Here the evidence was so mixed in the summary judgment phase that the District Court declared that the case would have to go before a jury.

Evidence of Control or Lack Thereof

Perhaps the most important element of control under the second half of the Borello test is the right to discharge a worker without cause. Secondary factors, none of which are dispositive of the issue, might include:

  • whether the one performing services is engaged in a distinct occupation or business;
  • the kind of occupation, with reference to whether, in the locality, the work is usually done under the direction of the principal or by a specialist without supervision;
  • the skill required in the particular occupation;
  • whether the principal or the worker supplies the instrumentalities, tools, and the place of work for the person doing the work;
  • the length of time for which the services are to be performed;
  • the method of payment, whether by the time or by the job;
  • whether or not the work is a part of the regular business of the principal; and
  • whether or not the parties believe they are creating the relationship of employer-employee.

Other factors seem to be imported from federal Fair Labor Standards Act determinations, including:

  • the alleged employee’s opportunity for profit or loss depending on his managerial skill;
  • the alleged employee’s investment in equipment or materials required for his task, or his employment of helpers;
  • whether the service rendered requires a special skill;
  • the degree of permanence of the working relationship; and
  • whether the service rendered is an integral part of the alleged employer’s business.

The jury that ultimately hears the O’Connor case will likely go right to the second half of the Borello question, where it will have mountains of factual evidence to consider.

Is Uber Finished?

In the context of the O’Connor case, Uber has certainly taken a hit, now back on its heels and forced to disprove the existence of employment relationship. However, O’Connor is not the only relevant litigation in California.

A separate state court action has been filed in San Francisco County, appealing a June decision of the Labor Commissioner that Uber drivers are employees. Lyft is embroiled in similar litigation.

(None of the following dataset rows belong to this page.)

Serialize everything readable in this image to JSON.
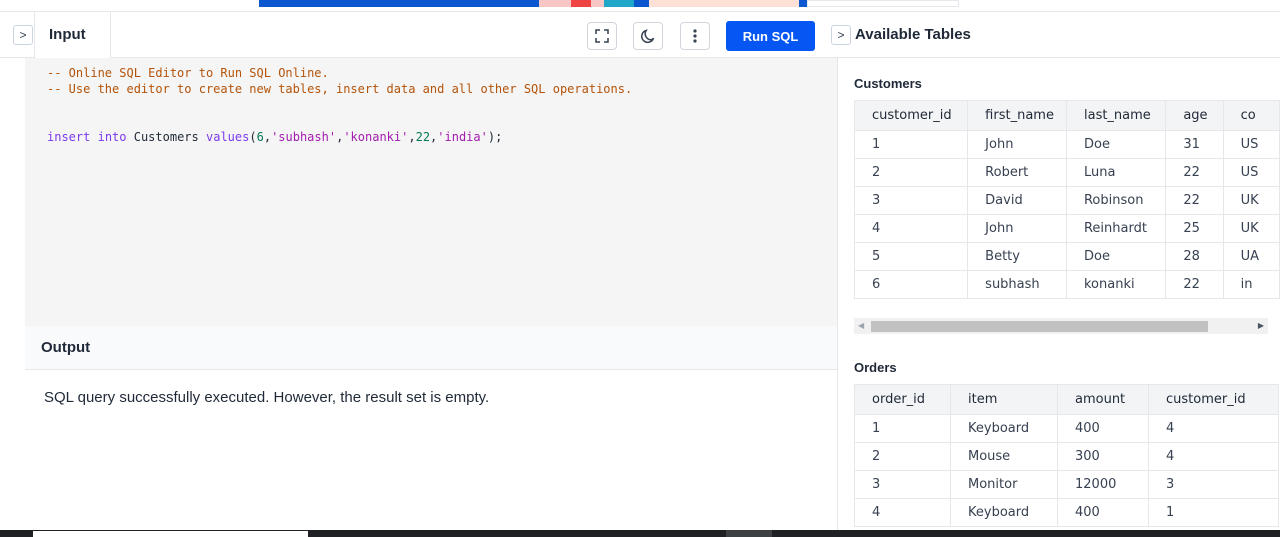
{
  "input_panel": {
    "tab_label": "Input",
    "run_button": "Run SQL",
    "collapse_glyph": ">",
    "code_lines": [
      {
        "type": "comment",
        "text": "-- Online SQL Editor to Run SQL Online."
      },
      {
        "type": "comment",
        "text": "-- Use the editor to create new tables, insert data and all other SQL operations."
      },
      {
        "type": "blank",
        "text": ""
      },
      {
        "type": "blank",
        "text": ""
      },
      {
        "type": "code",
        "text": "insert into Customers values(6,'subhash','konanki',22,'india');"
      }
    ]
  },
  "output_panel": {
    "title": "Output",
    "message": "SQL query successfully executed. However, the result set is empty."
  },
  "tables_panel": {
    "title": "Available Tables",
    "customers": {
      "name": "Customers",
      "columns": [
        "customer_id",
        "first_name",
        "last_name",
        "age",
        "co"
      ],
      "rows": [
        [
          "1",
          "John",
          "Doe",
          "31",
          "US"
        ],
        [
          "2",
          "Robert",
          "Luna",
          "22",
          "US"
        ],
        [
          "3",
          "David",
          "Robinson",
          "22",
          "UK"
        ],
        [
          "4",
          "John",
          "Reinhardt",
          "25",
          "UK"
        ],
        [
          "5",
          "Betty",
          "Doe",
          "28",
          "UA"
        ],
        [
          "6",
          "subhash",
          "konanki",
          "22",
          "in"
        ]
      ]
    },
    "orders": {
      "name": "Orders",
      "columns": [
        "order_id",
        "item",
        "amount",
        "customer_id"
      ],
      "rows": [
        [
          "1",
          "Keyboard",
          "400",
          "4"
        ],
        [
          "2",
          "Mouse",
          "300",
          "4"
        ],
        [
          "3",
          "Monitor",
          "12000",
          "3"
        ],
        [
          "4",
          "Keyboard",
          "400",
          "1"
        ]
      ]
    }
  },
  "colors": {
    "accent": "#0556f3",
    "editor_bg": "#f5f5f5",
    "comment": "#b45309"
  }
}
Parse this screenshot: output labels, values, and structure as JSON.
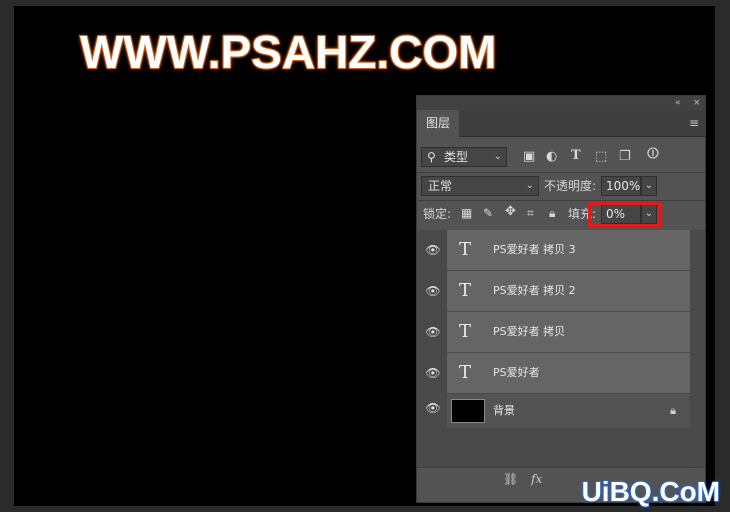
{
  "watermark_top": "WWW.PSAHZ.COM",
  "watermark_bottom": "UiBQ.CoM",
  "panel": {
    "collapse_icon": "«",
    "close_icon": "×",
    "tab_label": "图层",
    "menu_icon": "≡",
    "filter": {
      "kind_icon": "search-icon",
      "kind_label": "类型",
      "icons": [
        "image-filter-icon",
        "adjustment-filter-icon",
        "type-filter-icon",
        "shape-filter-icon",
        "smartobject-filter-icon",
        "filter-toggle-icon"
      ]
    },
    "blend_mode": "正常",
    "opacity_label": "不透明度:",
    "opacity_value": "100%",
    "lock_label": "锁定:",
    "fill_label": "填充:",
    "fill_value": "0%",
    "layers": [
      {
        "name": "PS爱好者 拷贝 3",
        "type": "text"
      },
      {
        "name": "PS爱好者 拷贝 2",
        "type": "text"
      },
      {
        "name": "PS爱好者 拷贝",
        "type": "text"
      },
      {
        "name": "PS爱好者",
        "type": "text"
      },
      {
        "name": "背景",
        "type": "image",
        "locked": true
      }
    ],
    "footer_icons": [
      "link-icon",
      "fx-icon"
    ]
  },
  "colors": {
    "highlight": "#e01b1b",
    "watermark_stroke": "#c8621e",
    "watermark_bottom_stroke": "#2a6bd6"
  }
}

Five other state courts, when asked to decide the employee/independent contractor issue with respect to Uber have reportedly reached different conclusions. In May, the Florida Department of Economic Opportunity ruled that a former Uber driver was an employee of the company.

This is likely to be the legal landscape on this issue for a while for two reasons: different states will be applying different legal standards to the same question. The same will be true of the IRS and the U.S. Department of Labor if and when they are asked to determine if Uber workers are employees and thus entitled to the protection of wage and hour laws or subject to employer withholding.

The second reason lies in the number of factors that courts will consider to determine employment status. A uniform here or the ownership of tools there may make all the difference.

Is There Anything that Employers in the Sharing Economy Can Take Away?

There may be three takeaways:

  • The first is that the argument that a given business is a technology business rather than a transportation business, hotel or school because of the use of advanced mobile tools has met with a great deal of resistance.
  • The second is that courts and administrative agencies are increasingly looking at the potential for the exercise of control rather than the actual exercise of control in defining employment. It was an issue recently in an NLRB decision holding that franchisors may be joint employers for collective bargaining purposes. It is an idea that seems to be seeping into much thinking about employment law.
  • In the run-up to an election year, political attention may be focused on the welfare of workers, from minimum wage campaigns to what is perceived as independent contractor abuse.

At the very least, businesses that depend heavily on independent contractors should review the specifics of those contracts, in light of all the factors that courts may consider, to ensure that the independent workers are likely to meet those standards.